Originally Posted by AnnabelMore
That is absolutely ridiculous. I would be deeply offended if you were my gf and you agreed to cut off all contact with me just because your husband wants something you're not ready to give him. What sense does that make? He says he wants intimacy, aka sex, ok, how is forcing you to be sad because you're missing your bf supposed to make that come faster if NOT through coercion?? Just, ew.

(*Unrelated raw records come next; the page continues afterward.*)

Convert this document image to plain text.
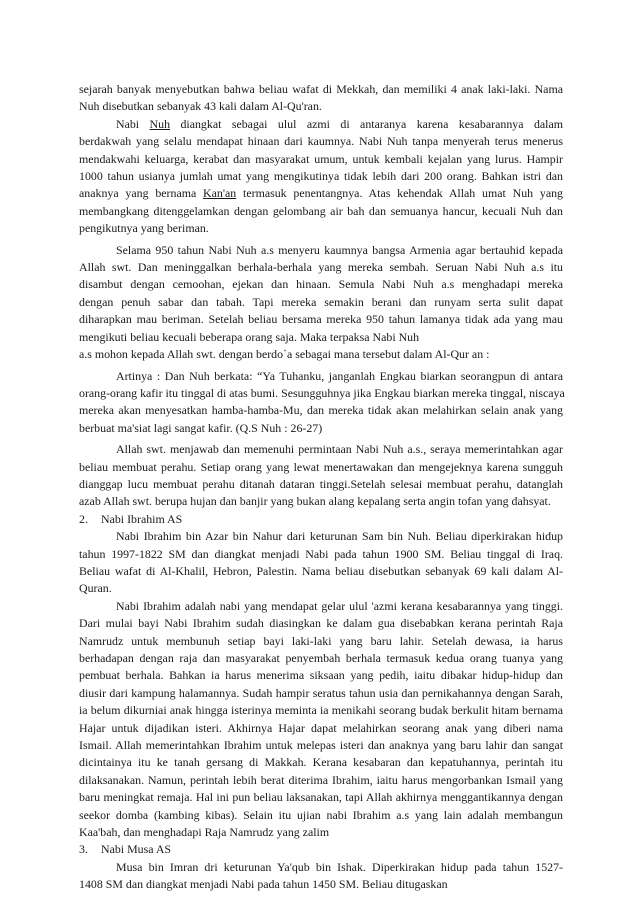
sejarah banyak menyebutkan bahwa beliau wafat di Mekkah, dan memiliki 4 anak laki-laki. Nama
Nuh disebutkan sebanyak 43 kali dalam Al-Qu'ran.
Nabi Nuh diangkat sebagai ulul azmi di antaranya karena kesabarannya dalam
berdakwah yang selalu mendapat hinaan dari kaumnya. Nabi Nuh tanpa menyerah terus menerus
mendakwahi keluarga, kerabat dan masyarakat umum, untuk kembali kejalan yang lurus. Hampir
1000 tahun usianya jumlah umat yang mengikutinya tidak lebih dari 200 orang. Bahkan istri dan
anaknya yang bernama Kan'an termasuk penentangnya. Atas kehendak Allah umat Nuh yang
membangkang ditenggelamkan dengan gelombang air bah dan semuanya hancur, kecuali Nuh dan
pengikutnya yang beriman.
Selama 950 tahun Nabi Nuh a.s menyeru kaumnya bangsa Armenia agar bertauhid kepada
Allah swt. Dan meninggalkan berhala-berhala yang mereka sembah. Seruan Nabi Nuh a.s itu
disambut dengan cemoohan, ejekan dan hinaan. Semula Nabi Nuh a.s menghadapi mereka
dengan penuh sabar dan tabah. Tapi mereka semakin berani dan runyam serta sulit dapat
diharapkan mau beriman. Setelah beliau bersama mereka 950 tahun lamanya tidak ada yang mau
mengikuti beliau kecuali beberapa orang saja. Maka terpaksa Nabi Nuh
a.s mohon kepada Allah swt. dengan berdo`a sebagai mana tersebut dalam Al-Qur an :
Artinya : Dan Nuh berkata: “Ya Tuhanku, janganlah Engkau biarkan seorangpun di antara
orang-orang kafir itu tinggal di atas bumi. Sesungguhnya jika Engkau biarkan mereka tinggal, niscaya
mereka akan menyesatkan hamba-hamba-Mu, dan mereka tidak akan melahirkan selain anak yang
berbuat ma'siat lagi sangat kafir. (Q.S Nuh : 26-27)
Allah swt. menjawab dan memenuhi permintaan Nabi Nuh a.s., seraya memerintahkan agar
beliau membuat perahu. Setiap orang yang lewat menertawakan dan mengejeknya karena sungguh
dianggap lucu membuat perahu ditanah dataran tinggi.Setelah selesai membuat perahu, datanglah
azab Allah swt. berupa hujan dan banjir yang bukan alang kepalang serta angin tofan yang dahsyat.
2. Nabi Ibrahim AS
Nabi Ibrahim bin Azar bin Nahur dari keturunan Sam bin Nuh. Beliau diperkirakan hidup
tahun 1997-1822 SM dan diangkat menjadi Nabi pada tahun 1900 SM. Beliau tinggal di Iraq.
Beliau wafat di Al-Khalil, Hebron, Palestin. Nama beliau disebutkan sebanyak 69 kali dalam Al-
Quran.
Nabi Ibrahim adalah nabi yang mendapat gelar ulul 'azmi kerana kesabarannya yang tinggi.
Dari mulai bayi Nabi Ibrahim sudah diasingkan ke dalam gua disebabkan kerana perintah Raja
Namrudz untuk membunuh setiap bayi laki-laki yang baru lahir. Setelah dewasa, ia harus
berhadapan dengan raja dan masyarakat penyembah berhala termasuk kedua orang tuanya yang
pembuat berhala. Bahkan ia harus menerima siksaan yang pedih, iaitu dibakar hidup-hidup dan
diusir dari kampung halamannya. Sudah hampir seratus tahun usia dan pernikahannya dengan Sarah,
ia belum dikurniai anak hingga isterinya meminta ia menikahi seorang budak berkulit hitam bernama
Hajar untuk dijadikan isteri. Akhirnya Hajar dapat melahirkan seorang anak yang diberi nama
Ismail. Allah memerintahkan Ibrahim untuk melepas isteri dan anaknya yang baru lahir dan sangat
dicintainya itu ke tanah gersang di Makkah. Kerana kesabaran dan kepatuhannya, perintah itu
dilaksanakan. Namun, perintah lebih berat diterima Ibrahim, iaitu harus mengorbankan Ismail yang
baru meningkat remaja. Hal ini pun beliau laksanakan, tapi Allah akhirnya menggantikannya dengan
seekor domba (kambing kibas). Selain itu ujian nabi Ibrahim a.s yang lain adalah membangun
Kaa'bah, dan menghadapi Raja Namrudz yang zalim
3. Nabi Musa AS
Musa bin Imran dri keturunan Ya'qub bin Ishak. Diperkirakan hidup pada tahun 1527-
1408 SM dan diangkat menjadi Nabi pada tahun 1450 SM. Beliau ditugaskan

Maybe he's jealous that you guys have something physical you can share that you both find fulfilling while you and he don't have that right now and he just doesn't know how to express it? Maybe he figures that the sexual tension that you could be putting into contact with him is being "wasted" on snuggling instead (which is not how these things work but perhaps he doesn't get that)? Does he have any better explanation for *how* this request is supposed to bring you guys greater intimacy/sex? Does he care about the damage it could do to your relationship with the bf?

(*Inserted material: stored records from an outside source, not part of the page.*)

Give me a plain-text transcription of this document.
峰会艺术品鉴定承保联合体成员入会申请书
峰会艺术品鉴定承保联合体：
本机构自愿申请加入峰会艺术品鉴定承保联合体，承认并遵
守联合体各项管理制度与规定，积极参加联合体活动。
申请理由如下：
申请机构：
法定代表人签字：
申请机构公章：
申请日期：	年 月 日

I care about all those things. I tried to kiss her on the mouth last week and got pushed away and yelled at. She has not tried to kiss me on the mouth since then.
KLP's made some pretty dire statements as far as things are concerned which I will not reveal at this point with regards to what I can expect in the future. I enjoy snuggling, and would enjoy it more if I were truthfully told beforehand that it was not going to lead to other things. I'd be OK with that. Instead I get no communication about sex at all, and must infer everything.
Am I jealous? She wants to go and visit her boyfriend a second time this week. She specifically wants to be alone with him. I'm probably not looking at having sex again until February. You tell me what you think now.